Lei 10.406/2002 – Acesso em 02/03/2026
O Artigo 1.464 do Código Civil de 2002 confere ao credor pignoratício, no contexto do penhor de veículos, um direito fundamental: o de verificar o estado do bem empenhado. Esta prerrogativa não se limita à mera observação, mas abrange a inspeção do veículo onde quer que ele se encontre, seja pessoalmente ou por meio de um preposto devidamente credenciado. Tal dispositivo visa assegurar a integridade da garantia real, mitigando riscos de depreciação ou desvio que possam comprometer a satisfação do crédito.

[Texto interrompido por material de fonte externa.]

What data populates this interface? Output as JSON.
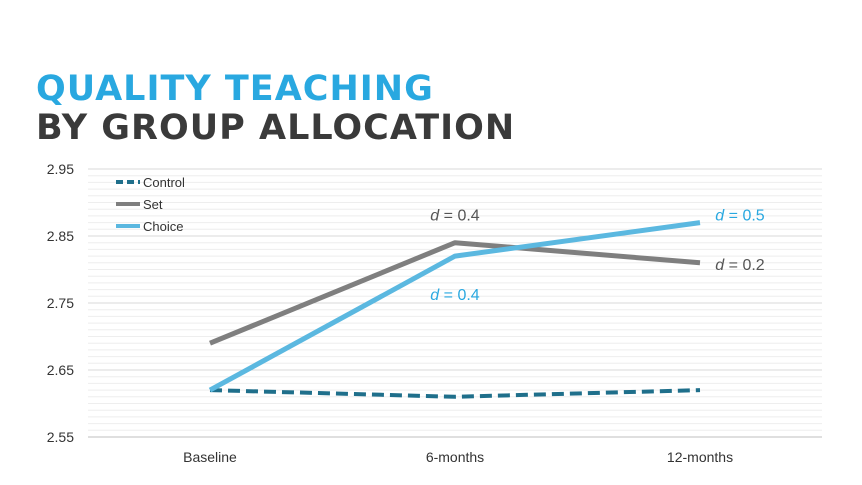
{
  "title": {
    "line1": "QUALITY TEACHING",
    "line2": "BY GROUP ALLOCATION"
  },
  "colors": {
    "title_accent": "#29a8e0",
    "title_dark": "#3a3a3a",
    "control": "#1f6f8b",
    "set": "#7f7f7f",
    "choice": "#5bb8e0"
  },
  "chart_data": {
    "type": "line",
    "categories": [
      "Baseline",
      "6-months",
      "12-months"
    ],
    "ylim": [
      2.55,
      2.95
    ],
    "yticks": [
      "2.55",
      "2.65",
      "2.75",
      "2.85",
      "2.95"
    ],
    "grid": true,
    "legend_position": "top-left",
    "series": [
      {
        "name": "Control",
        "values": [
          2.62,
          2.61,
          2.62
        ],
        "style": "dashed",
        "color": "#1f6f8b"
      },
      {
        "name": "Set",
        "values": [
          2.69,
          2.84,
          2.81
        ],
        "style": "solid",
        "color": "#7f7f7f"
      },
      {
        "name": "Choice",
        "values": [
          2.62,
          2.82,
          2.87
        ],
        "style": "solid",
        "color": "#5bb8e0"
      }
    ],
    "annotations": [
      {
        "text_italic": "d",
        "text_rest": " = 0.4",
        "series": "Set",
        "category": "6-months",
        "color": "#555555"
      },
      {
        "text_italic": "d",
        "text_rest": " = 0.4",
        "series": "Choice",
        "category": "6-months",
        "color": "#29a8e0"
      },
      {
        "text_italic": "d",
        "text_rest": " = 0.5",
        "series": "Choice",
        "category": "12-months",
        "color": "#29a8e0"
      },
      {
        "text_italic": "d",
        "text_rest": " = 0.2",
        "series": "Set",
        "category": "12-months",
        "color": "#555555"
      }
    ]
  }
}
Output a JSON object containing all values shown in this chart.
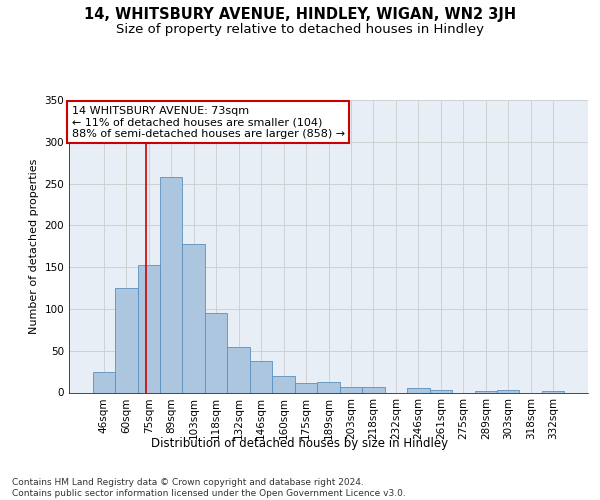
{
  "title1": "14, WHITSBURY AVENUE, HINDLEY, WIGAN, WN2 3JH",
  "title2": "Size of property relative to detached houses in Hindley",
  "xlabel": "Distribution of detached houses by size in Hindley",
  "ylabel": "Number of detached properties",
  "categories": [
    "46sqm",
    "60sqm",
    "75sqm",
    "89sqm",
    "103sqm",
    "118sqm",
    "132sqm",
    "146sqm",
    "160sqm",
    "175sqm",
    "189sqm",
    "203sqm",
    "218sqm",
    "232sqm",
    "246sqm",
    "261sqm",
    "275sqm",
    "289sqm",
    "303sqm",
    "318sqm",
    "332sqm"
  ],
  "values": [
    25,
    125,
    153,
    258,
    178,
    95,
    55,
    38,
    20,
    11,
    12,
    7,
    6,
    0,
    5,
    3,
    0,
    2,
    3,
    0,
    2
  ],
  "bar_color": "#adc6e0",
  "bar_edge_color": "#5a90c0",
  "grid_color": "#cccccc",
  "background_color": "#e8eef5",
  "annotation_text": "14 WHITSBURY AVENUE: 73sqm\n← 11% of detached houses are smaller (104)\n88% of semi-detached houses are larger (858) →",
  "annotation_box_color": "#ffffff",
  "annotation_box_edge": "#cc0000",
  "vline_color": "#cc0000",
  "vline_x": 1.87,
  "ylim": [
    0,
    350
  ],
  "yticks": [
    0,
    50,
    100,
    150,
    200,
    250,
    300,
    350
  ],
  "footer": "Contains HM Land Registry data © Crown copyright and database right 2024.\nContains public sector information licensed under the Open Government Licence v3.0.",
  "title1_fontsize": 10.5,
  "title2_fontsize": 9.5,
  "xlabel_fontsize": 8.5,
  "ylabel_fontsize": 8,
  "tick_fontsize": 7.5,
  "annotation_fontsize": 8,
  "footer_fontsize": 6.5
}
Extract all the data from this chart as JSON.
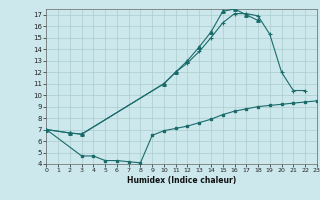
{
  "bg_color": "#cce8ec",
  "line_color": "#1a6b6b",
  "grid_color": "#aacccc",
  "xlabel": "Humidex (Indice chaleur)",
  "xlim": [
    0,
    23
  ],
  "ylim": [
    4,
    17.5
  ],
  "xticks": [
    0,
    1,
    2,
    3,
    4,
    5,
    6,
    7,
    8,
    9,
    10,
    11,
    12,
    13,
    14,
    15,
    16,
    17,
    18,
    19,
    20,
    21,
    22,
    23
  ],
  "yticks": [
    4,
    5,
    6,
    7,
    8,
    9,
    10,
    11,
    12,
    13,
    14,
    15,
    16,
    17
  ],
  "curve1_x": [
    0,
    2,
    3,
    10,
    11,
    12,
    13,
    14,
    15,
    16,
    17,
    18
  ],
  "curve1_y": [
    7.0,
    6.7,
    6.6,
    11.0,
    12.0,
    13.0,
    14.2,
    15.5,
    17.3,
    17.5,
    17.0,
    16.5
  ],
  "curve2_x": [
    0,
    2,
    3,
    10,
    11,
    12,
    13,
    14,
    15,
    16,
    17,
    18,
    19,
    20,
    21,
    22
  ],
  "curve2_y": [
    7.0,
    6.7,
    6.6,
    11.0,
    12.0,
    12.8,
    13.8,
    15.0,
    16.3,
    17.1,
    17.1,
    16.9,
    15.3,
    12.0,
    10.4,
    10.4
  ],
  "curve3_x": [
    0,
    3,
    4,
    5,
    6,
    7,
    8,
    9,
    10,
    11,
    12,
    13,
    14,
    15,
    16,
    17,
    18,
    19,
    20,
    21,
    22,
    23
  ],
  "curve3_y": [
    7.0,
    4.7,
    4.7,
    4.3,
    4.3,
    4.2,
    4.1,
    6.5,
    6.9,
    7.1,
    7.3,
    7.6,
    7.9,
    8.3,
    8.6,
    8.8,
    9.0,
    9.1,
    9.2,
    9.3,
    9.4,
    9.5
  ]
}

A natureza desse direito é de fiscalização preventiva, essencial para a segurança jurídica das operações de crédito que envolvem o penhor. A doutrina majoritária entende que a recusa injustificada do devedor em permitir a inspeção pode configurar violação contratual e, em casos extremos, até mesmo ensejar a antecipação do vencimento da dívida, conforme previsto no Art. 1.425, III, do CC, que trata da deterioração ou diminuição da garantia. A jurisprudência tem se mostrado sensível à necessidade de proteção do credor, validando a busca e apreensão do bem em situações de inviabilidade da fiscalização.
Para a advocacia, a aplicação prática do Art. 1.464 implica a necessidade de assessoria tanto para credores quanto para devedores. Credores devem ser orientados a formalizar as solicitações de inspeção e a documentar eventuais recusas, enquanto devedores precisam estar cientes de suas obrigações e das consequências do descumprimento. Conforme análises realizadas pelo sistema de inteligência artificial jurídica Redizz, que mapeia a legislação brasileira, a correta interpretação e aplicação deste artigo é crucial para evitar litígios e garantir a eficácia da garantia pignoratícia. A discussão prática reside na delimitação do que constitui uma recusa injustificada e na proporcionalidade das medidas a serem adotadas pelo credor.